Regret 3

Il y a un certain nombre d’années, je fus approché par un intervenant communautaire du Nunavik. Son souci était l’amélioration des relations entre les jeunes et les adultes des divers villages composant cet immense territoire. Cet intervenant avait particulièrement à cœur les relations pères-fils ou, plus précisément, le manque de communication entre ces générations. Il prenait contact avec moi à l’invitation d’une Suissesse avec laquelle je travaillais depuis un certain nombre d’années déjà : prévention de la drogue et de la toxicomanie dans les écoles, groupes de parents d’adolescents à risque, groupes de parents avec rejeton atteint d’une maladie incurable, etc.

Cet intervenant et moi avons eu d’abord deux échanges téléphoniques. Chaque fois je lui rappelai brièvement en quoi consistait mon approche de la communication en insistant sur le fait que je ne connaissais aucunement cet immense territoire québécois et encore moins ses habitants, exception faite des stéréotypes touristiques… Il suggéra alors de descendre (au sud) me rencontrer à Sherbrooke.

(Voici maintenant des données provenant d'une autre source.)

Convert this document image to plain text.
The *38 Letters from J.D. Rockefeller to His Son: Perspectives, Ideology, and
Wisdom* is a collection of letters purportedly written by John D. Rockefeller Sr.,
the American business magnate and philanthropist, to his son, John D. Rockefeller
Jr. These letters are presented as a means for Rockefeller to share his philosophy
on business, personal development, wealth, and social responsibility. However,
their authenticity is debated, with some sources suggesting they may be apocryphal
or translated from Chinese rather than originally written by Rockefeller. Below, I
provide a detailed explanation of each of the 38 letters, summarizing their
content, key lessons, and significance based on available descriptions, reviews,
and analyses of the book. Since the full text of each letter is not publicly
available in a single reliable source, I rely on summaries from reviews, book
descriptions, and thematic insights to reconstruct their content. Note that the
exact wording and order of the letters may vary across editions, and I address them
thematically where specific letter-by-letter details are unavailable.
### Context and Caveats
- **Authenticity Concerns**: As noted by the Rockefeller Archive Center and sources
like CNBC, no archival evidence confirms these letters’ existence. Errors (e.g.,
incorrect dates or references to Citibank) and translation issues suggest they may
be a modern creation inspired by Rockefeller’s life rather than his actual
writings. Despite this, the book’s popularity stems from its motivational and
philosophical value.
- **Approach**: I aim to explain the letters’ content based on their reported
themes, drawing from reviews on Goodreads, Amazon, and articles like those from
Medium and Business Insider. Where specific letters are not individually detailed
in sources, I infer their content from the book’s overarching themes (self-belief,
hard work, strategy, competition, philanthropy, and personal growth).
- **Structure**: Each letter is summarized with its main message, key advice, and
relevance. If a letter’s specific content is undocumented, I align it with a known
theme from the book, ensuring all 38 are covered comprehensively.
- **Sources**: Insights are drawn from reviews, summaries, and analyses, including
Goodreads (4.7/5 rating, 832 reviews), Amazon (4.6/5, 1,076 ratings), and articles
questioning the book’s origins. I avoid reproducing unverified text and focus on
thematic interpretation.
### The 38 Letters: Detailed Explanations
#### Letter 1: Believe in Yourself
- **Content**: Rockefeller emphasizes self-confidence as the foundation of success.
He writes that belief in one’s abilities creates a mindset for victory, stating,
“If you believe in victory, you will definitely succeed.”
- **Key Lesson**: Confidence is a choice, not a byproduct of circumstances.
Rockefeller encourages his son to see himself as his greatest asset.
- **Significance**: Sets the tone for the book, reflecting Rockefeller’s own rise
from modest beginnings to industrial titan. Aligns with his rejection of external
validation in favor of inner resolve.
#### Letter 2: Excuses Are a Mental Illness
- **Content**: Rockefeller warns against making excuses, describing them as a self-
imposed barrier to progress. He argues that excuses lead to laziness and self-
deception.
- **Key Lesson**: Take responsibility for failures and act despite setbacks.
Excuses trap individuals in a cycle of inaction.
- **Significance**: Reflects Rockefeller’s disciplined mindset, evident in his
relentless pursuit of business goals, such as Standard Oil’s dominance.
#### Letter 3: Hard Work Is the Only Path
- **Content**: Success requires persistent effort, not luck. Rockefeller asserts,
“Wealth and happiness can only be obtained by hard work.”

Lors de cette rencontre amicale, je lui redis mon inconfort et ma méconnaissance de cette nation inuite. Loin de le contrarier, cela le rendit encore plus incitatif et persuadé. Une fois retourné au Nunavik, il me contacta à quelques reprises pour me faire part de l’évolution de sa démarche, me rappelant qu’il fallait être patient –belle initiation à la culture du Grand nord– car il devait orchestrer jusqu’à 14 villages jouissant d’une relative autonomie. Chaque fois, je lui répétai douter être la bonne personne-ressource. Nous arrêtâmes finalement des dates plusieurs lunes à l’avance évidemment.

Entre temps, survint une demande de Grèce qui faisait appel à une contribution se situant pleinement dans mes cordes mais qui tombait aux mêmes dates. Comme j’avais toujours de l’inconfort par rapport à ce projet inuit et comme celui-ci avait été reporté à quelques reprises déjà, j’espérai un nouveau report et, après moult réflexions, dit oui à la Grèce. Or une fois tout ce projet bien ficelé (harmonisation des agendas, achat de billets d’avion, réservation d’hôtel, etc.), je reçus un appel triomphant de mon intervenant nordique me confirmant avec enthousiasme et soulagement qu’il avait enfin tout réglé et que la dite tournée pouvait avoir lieu en bonne et due forme. Je n’ai eu malheureusement d’autres choix que de me désister… à son grand désespoir évidement.

Je regrette amèrement cet imbroglio et toutes ses conséquences : effondrement de la crédibilité de cet intervenant « blanc » ambicieux, tenace et dévoué; sabordement de l’espoir soulevé dans les communautés participantes; regain de scepticisme envers les gens du sud; aggravation des conflits intergénérationnels à l’origine de ce projet, etc.

S’il m’était donné  de réparer cet erreur, je le ferai immédiatement et deux fois plutôt qu’une. Désolé, Pardon, je vous aime tous et merci.